Review Details
The South Asian subcontinent counts a significant Shi’i population, with Pakistan having the word’s second largest number of Shi’is. Yet it has so far received limited scholarly attention. This book, adapted from the author’s PhD dissertation, contributes to a growing literature that seeks to fill this gap (Jones 2011; Rieck 2015). Located in the field of intellectual history, Simon W Fuchs’s work focuses mainly on religious literature (in Urdu, Persian, and Arabic) produced by Shi’i ulama in Pakistan. This concentration on ideas differs from approaches that give preference to other aspects in their study of South Asian Shi’ism, such as institutions, interests, rituals and their meanings, or sectarian tensions. Instead, Fuchs argues that doctrinal debates among Shi’i scholars, or ulama, have much to tell us about Pakistani Shi’ism and its relation to both the state and global religious centres of Shi’i learning in Iraq and Iran.

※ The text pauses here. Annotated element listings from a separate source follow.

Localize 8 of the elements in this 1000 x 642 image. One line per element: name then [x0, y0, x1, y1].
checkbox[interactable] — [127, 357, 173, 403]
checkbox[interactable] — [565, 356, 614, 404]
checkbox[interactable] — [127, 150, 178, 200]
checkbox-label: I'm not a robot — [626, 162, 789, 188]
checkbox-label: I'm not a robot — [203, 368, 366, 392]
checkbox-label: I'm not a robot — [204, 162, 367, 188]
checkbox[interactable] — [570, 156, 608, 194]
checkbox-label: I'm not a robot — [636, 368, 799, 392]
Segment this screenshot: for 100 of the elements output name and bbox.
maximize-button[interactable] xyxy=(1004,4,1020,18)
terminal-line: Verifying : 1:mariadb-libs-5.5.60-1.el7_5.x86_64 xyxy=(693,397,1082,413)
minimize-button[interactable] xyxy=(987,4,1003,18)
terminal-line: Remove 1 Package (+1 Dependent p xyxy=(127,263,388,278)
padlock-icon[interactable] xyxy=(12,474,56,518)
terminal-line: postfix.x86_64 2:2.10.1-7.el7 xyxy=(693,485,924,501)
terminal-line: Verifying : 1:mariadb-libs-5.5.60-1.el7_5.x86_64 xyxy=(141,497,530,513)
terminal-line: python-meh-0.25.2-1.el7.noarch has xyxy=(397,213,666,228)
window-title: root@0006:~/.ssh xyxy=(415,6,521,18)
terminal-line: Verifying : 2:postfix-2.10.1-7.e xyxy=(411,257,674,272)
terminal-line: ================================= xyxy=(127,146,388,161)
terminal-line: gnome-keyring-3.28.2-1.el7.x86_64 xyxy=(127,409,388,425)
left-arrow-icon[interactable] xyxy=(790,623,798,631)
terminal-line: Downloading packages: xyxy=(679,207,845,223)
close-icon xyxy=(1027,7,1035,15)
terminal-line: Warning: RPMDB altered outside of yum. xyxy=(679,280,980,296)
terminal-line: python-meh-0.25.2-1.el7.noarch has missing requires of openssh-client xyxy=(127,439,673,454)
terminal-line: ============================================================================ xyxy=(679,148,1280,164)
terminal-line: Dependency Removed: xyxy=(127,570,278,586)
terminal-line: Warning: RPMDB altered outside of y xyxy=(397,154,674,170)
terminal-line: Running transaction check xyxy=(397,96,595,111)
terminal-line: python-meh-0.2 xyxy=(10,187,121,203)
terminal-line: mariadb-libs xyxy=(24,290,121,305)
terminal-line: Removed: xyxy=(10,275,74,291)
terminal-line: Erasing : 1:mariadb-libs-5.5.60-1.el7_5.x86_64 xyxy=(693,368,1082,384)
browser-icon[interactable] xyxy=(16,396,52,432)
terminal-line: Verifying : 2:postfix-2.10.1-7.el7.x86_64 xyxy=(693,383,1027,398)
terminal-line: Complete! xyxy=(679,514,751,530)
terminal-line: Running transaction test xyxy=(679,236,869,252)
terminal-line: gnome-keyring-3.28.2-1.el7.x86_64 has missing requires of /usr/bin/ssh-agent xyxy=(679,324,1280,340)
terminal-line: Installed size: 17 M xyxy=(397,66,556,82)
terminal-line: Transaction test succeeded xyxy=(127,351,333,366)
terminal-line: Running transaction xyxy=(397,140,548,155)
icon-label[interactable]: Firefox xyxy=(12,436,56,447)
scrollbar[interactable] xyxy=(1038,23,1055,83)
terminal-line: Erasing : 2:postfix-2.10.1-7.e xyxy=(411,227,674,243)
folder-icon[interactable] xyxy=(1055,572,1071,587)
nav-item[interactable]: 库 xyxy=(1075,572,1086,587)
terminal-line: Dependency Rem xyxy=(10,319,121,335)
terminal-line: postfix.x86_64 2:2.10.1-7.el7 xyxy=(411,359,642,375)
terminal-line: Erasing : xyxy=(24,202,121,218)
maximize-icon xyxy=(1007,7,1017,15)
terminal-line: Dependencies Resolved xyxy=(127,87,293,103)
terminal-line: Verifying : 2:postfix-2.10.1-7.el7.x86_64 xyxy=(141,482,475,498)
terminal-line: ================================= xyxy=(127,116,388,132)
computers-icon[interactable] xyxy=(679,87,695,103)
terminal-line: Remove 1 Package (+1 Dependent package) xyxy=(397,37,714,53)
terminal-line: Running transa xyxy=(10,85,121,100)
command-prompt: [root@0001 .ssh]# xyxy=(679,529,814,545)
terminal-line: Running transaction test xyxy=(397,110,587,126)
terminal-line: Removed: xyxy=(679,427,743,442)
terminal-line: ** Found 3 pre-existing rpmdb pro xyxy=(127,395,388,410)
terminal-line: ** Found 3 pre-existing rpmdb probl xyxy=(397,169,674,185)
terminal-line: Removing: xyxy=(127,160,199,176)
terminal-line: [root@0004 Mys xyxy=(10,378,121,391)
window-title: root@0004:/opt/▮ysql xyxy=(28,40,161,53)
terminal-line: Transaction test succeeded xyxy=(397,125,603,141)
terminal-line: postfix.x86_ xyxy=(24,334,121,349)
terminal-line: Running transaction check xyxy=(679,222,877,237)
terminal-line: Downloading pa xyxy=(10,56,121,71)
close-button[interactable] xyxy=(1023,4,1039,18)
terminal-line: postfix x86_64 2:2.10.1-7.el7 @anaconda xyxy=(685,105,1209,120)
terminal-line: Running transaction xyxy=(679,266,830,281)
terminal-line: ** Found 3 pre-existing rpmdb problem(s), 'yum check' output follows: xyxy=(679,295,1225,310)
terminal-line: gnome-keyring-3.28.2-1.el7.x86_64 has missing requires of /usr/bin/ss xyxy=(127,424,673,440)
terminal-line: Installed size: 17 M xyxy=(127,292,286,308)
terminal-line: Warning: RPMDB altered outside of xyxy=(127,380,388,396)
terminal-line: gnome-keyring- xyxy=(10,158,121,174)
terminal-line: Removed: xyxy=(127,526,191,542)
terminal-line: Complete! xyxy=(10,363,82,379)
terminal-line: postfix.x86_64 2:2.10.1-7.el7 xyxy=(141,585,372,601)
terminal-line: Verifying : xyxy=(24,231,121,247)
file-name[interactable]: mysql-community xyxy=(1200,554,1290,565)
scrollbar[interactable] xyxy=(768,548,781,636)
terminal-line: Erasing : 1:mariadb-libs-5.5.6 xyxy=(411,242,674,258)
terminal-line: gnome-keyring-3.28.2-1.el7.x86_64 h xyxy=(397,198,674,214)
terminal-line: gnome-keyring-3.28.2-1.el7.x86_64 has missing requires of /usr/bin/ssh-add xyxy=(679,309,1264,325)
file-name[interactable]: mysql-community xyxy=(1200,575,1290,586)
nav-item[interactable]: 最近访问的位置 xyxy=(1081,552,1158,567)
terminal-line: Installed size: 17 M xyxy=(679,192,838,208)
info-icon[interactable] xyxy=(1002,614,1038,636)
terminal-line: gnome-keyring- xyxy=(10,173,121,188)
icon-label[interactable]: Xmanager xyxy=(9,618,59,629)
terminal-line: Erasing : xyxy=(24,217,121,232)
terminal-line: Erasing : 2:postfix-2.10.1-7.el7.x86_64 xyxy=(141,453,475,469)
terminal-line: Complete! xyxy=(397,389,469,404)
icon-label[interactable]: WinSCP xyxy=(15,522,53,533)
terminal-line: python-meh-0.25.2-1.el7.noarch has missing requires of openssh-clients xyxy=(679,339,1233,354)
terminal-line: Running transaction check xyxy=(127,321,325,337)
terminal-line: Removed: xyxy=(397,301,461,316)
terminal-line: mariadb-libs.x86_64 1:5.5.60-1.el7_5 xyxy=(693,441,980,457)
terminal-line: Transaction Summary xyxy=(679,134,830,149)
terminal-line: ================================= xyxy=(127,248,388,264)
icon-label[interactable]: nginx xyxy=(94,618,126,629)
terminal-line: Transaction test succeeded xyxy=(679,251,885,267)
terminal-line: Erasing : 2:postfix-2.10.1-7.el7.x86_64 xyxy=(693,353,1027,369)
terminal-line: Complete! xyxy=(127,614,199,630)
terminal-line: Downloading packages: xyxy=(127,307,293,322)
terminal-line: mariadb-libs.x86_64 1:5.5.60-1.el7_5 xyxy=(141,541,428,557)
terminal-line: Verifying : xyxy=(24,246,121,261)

The book follows a chronological outline to show how discussions among religious specialists, far from being mired in arcane technicalities, are part and parcel of the major socio-political issues that Pakistani Shi’is have faced in the twentieth century. The first chapter on the late colonial period highlights divergences among Shi’is towards the project of Pakistan, as some denounced it ‘as an oppressive vision of a Sunni Islamic state’ (p. 17). The second chapter examines post-Partition debates between reformist scholars and traditionalists, as Pakistani Shi’is were now cut off from South Asia’s main Shi’i learning centre, Lucknow, but not as side-lined as they might have feared in the new country. The third chapter discusses the relationship of Pakistani Shi’i ulama to central Shi’i authorities (maraji‘) and argues that debates over the Shi’i concept of ‘blind following’, or taqlid, can inform us on local religious agency. The fourth chapter, dedicated to the impact of the 1979 Iranian revolution on Pakistani Shi’ism, shows that Pakistani ulama maintained a crucial authority through their role in translating essential religio-political concepts like vilayat-i faqih, or the ‘Guardianship of the Jurists’, which confers a prominent role to Shi’i ulama in Iran’s political system. The final chapter engages with Sunni sectarian literature to show that sectarianism in Pakistan—which has led to significant Sunni-Shi’i violence—is not simply the product of external influence but also discursively produced by Pakistani religious authorities.